Bizde demokrasi, sandıktan çıkmayla eş değer görülmektedir. Bu anlayışı, sade Erdoğan değil, Erdoğan’dan öncekilerde söylüyorlardı: “Bulun 226’yı düşürün beni” lafını hatırlarsınız sanırım.
Oysa demokrasi, eşittir tek başına sandık değildir.
Demokrasinin saç ayakları denilen; yasama ve yargı da yürütmeyle eş değerdir. Bunlara “Kuvvetler Ayrılığı” denir. Demokrasiyi kurumsallaştıranlar; zaman zaman yürütmede, yargıda ve hatta yasamada TİRANLARIN çıkabileceğini öngörmüş olacaklar ki, bu üç temeli birbirlerine hem bağlamışlar hem de yaslamışlardır.

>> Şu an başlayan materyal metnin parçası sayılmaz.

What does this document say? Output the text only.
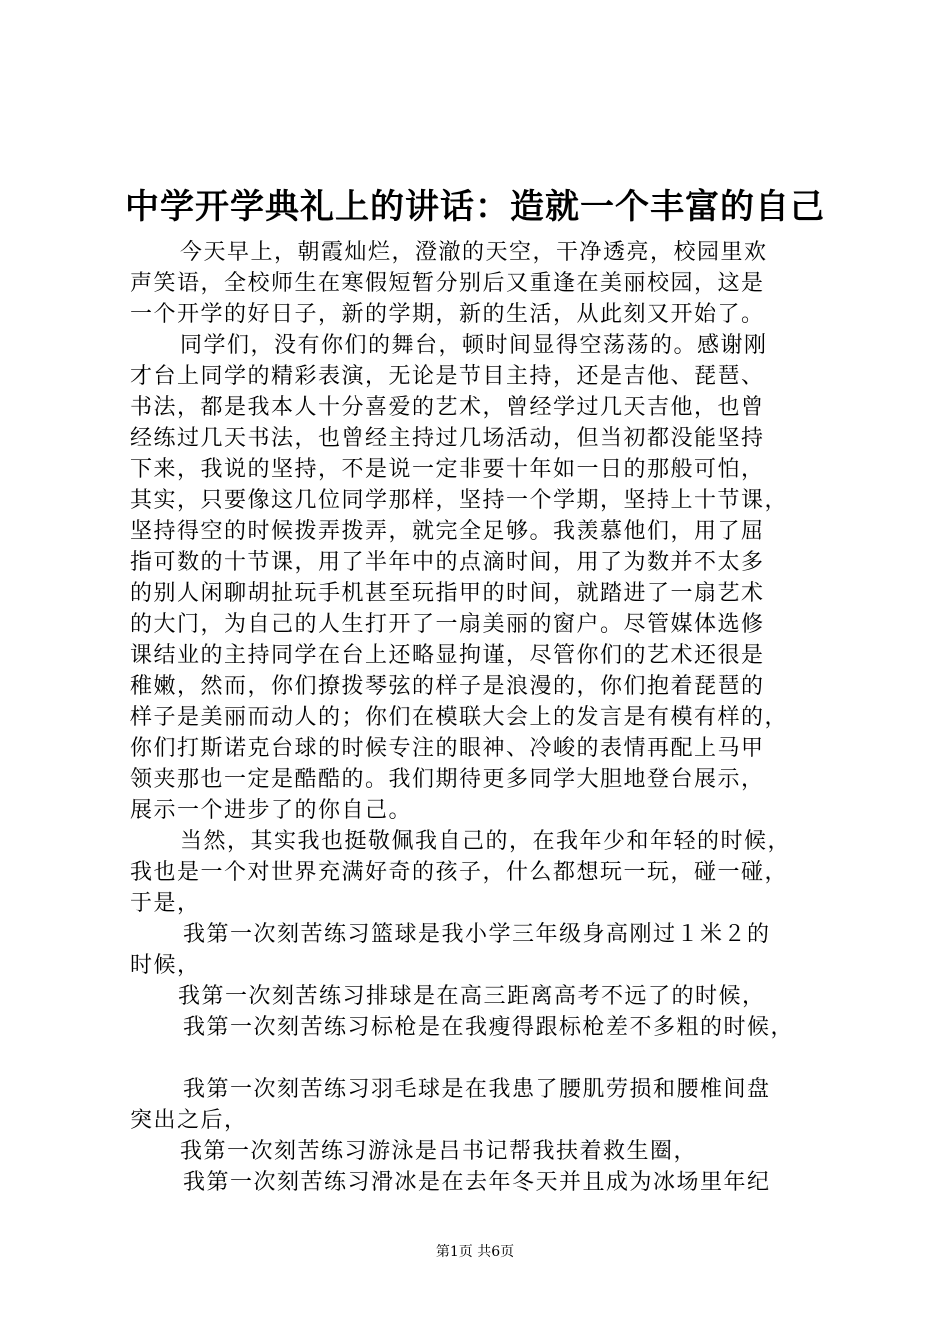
中学开学典礼上的讲话：造就一个丰富的自己
今天早上，朝霞灿烂，澄澈的天空，干净透亮，校园里欢
声笑语，全校师生在寒假短暂分别后又重逢在美丽校园，这是
一个开学的好日子，新的学期，新的生活，从此刻又开始了。
同学们，没有你们的舞台，顿时间显得空荡荡的。感谢刚
才台上同学的精彩表演，无论是节目主持，还是吉他、琵琶、
书法，都是我本人十分喜爱的艺术，曾经学过几天吉他，也曾
经练过几天书法，也曾经主持过几场活动，但当初都没能坚持
下来，我说的坚持，不是说一定非要十年如一日的那般可怕，
其实，只要像这几位同学那样，坚持一个学期，坚持上十节课，
坚持得空的时候拨弄拨弄，就完全足够。我羡慕他们，用了屈
指可数的十节课，用了半年中的点滴时间，用了为数并不太多
的别人闲聊胡扯玩手机甚至玩指甲的时间，就踏进了一扇艺术
的大门，为自己的人生打开了一扇美丽的窗户。尽管媒体选修
课结业的主持同学在台上还略显拘谨，尽管你们的艺术还很是
稚嫩，然而，你们撩拨琴弦的样子是浪漫的，你们抱着琵琶的
样子是美丽而动人的；你们在模联大会上的发言是有模有样的，
你们打斯诺克台球的时候专注的眼神、冷峻的表情再配上马甲
领夹那也一定是酷酷的。我们期待更多同学大胆地登台展示，
展示一个进步了的你自己。
当然，其实我也挺敬佩我自己的，在我年少和年轻的时候，
我也是一个对世界充满好奇的孩子，什么都想玩一玩，碰一碰，
于是，
我第一次刻苦练习篮球是我小学三年级身高刚过１米２的
时候，
我第一次刻苦练习排球是在高三距离高考不远了的时候，
我第一次刻苦练习标枪是在我瘦得跟标枪差不多粗的时候，
我第一次刻苦练习羽毛球是在我患了腰肌劳损和腰椎间盘
突出之后，
我第一次刻苦练习游泳是吕书记帮我扶着救生圈，
我第一次刻苦练习滑冰是在去年冬天并且成为冰场里年纪
第1页 共6页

S. Başbakan’a göre demokrasi, “Sandıktan çıktık ya! Milletin iradesi sandıkta belirdi ya! Gerisi teferruattır. Her istediğimi, her aklıma eseni yaparım. Önümde de hiçbir engel tanımam” Mantığı ve anlayışıdır ki, bu, çok ama çok yanlış bir teoremdir.
Sandık, demokrasilerin olmazsa olmazlarıdır. Zaten sandıktan çıkan iradedir ki, yasamayı oluşturur. Oluşan bu yasama ise hem yargıyı, hem de yürütmeyi düzenler. Siz ne sanmaktasınız? Bugünkü demokratik hayatımızın esasını, zaten sandıktan çıkan İRADE olan YASAMA bir başka deyişle TBMM yapmıştır.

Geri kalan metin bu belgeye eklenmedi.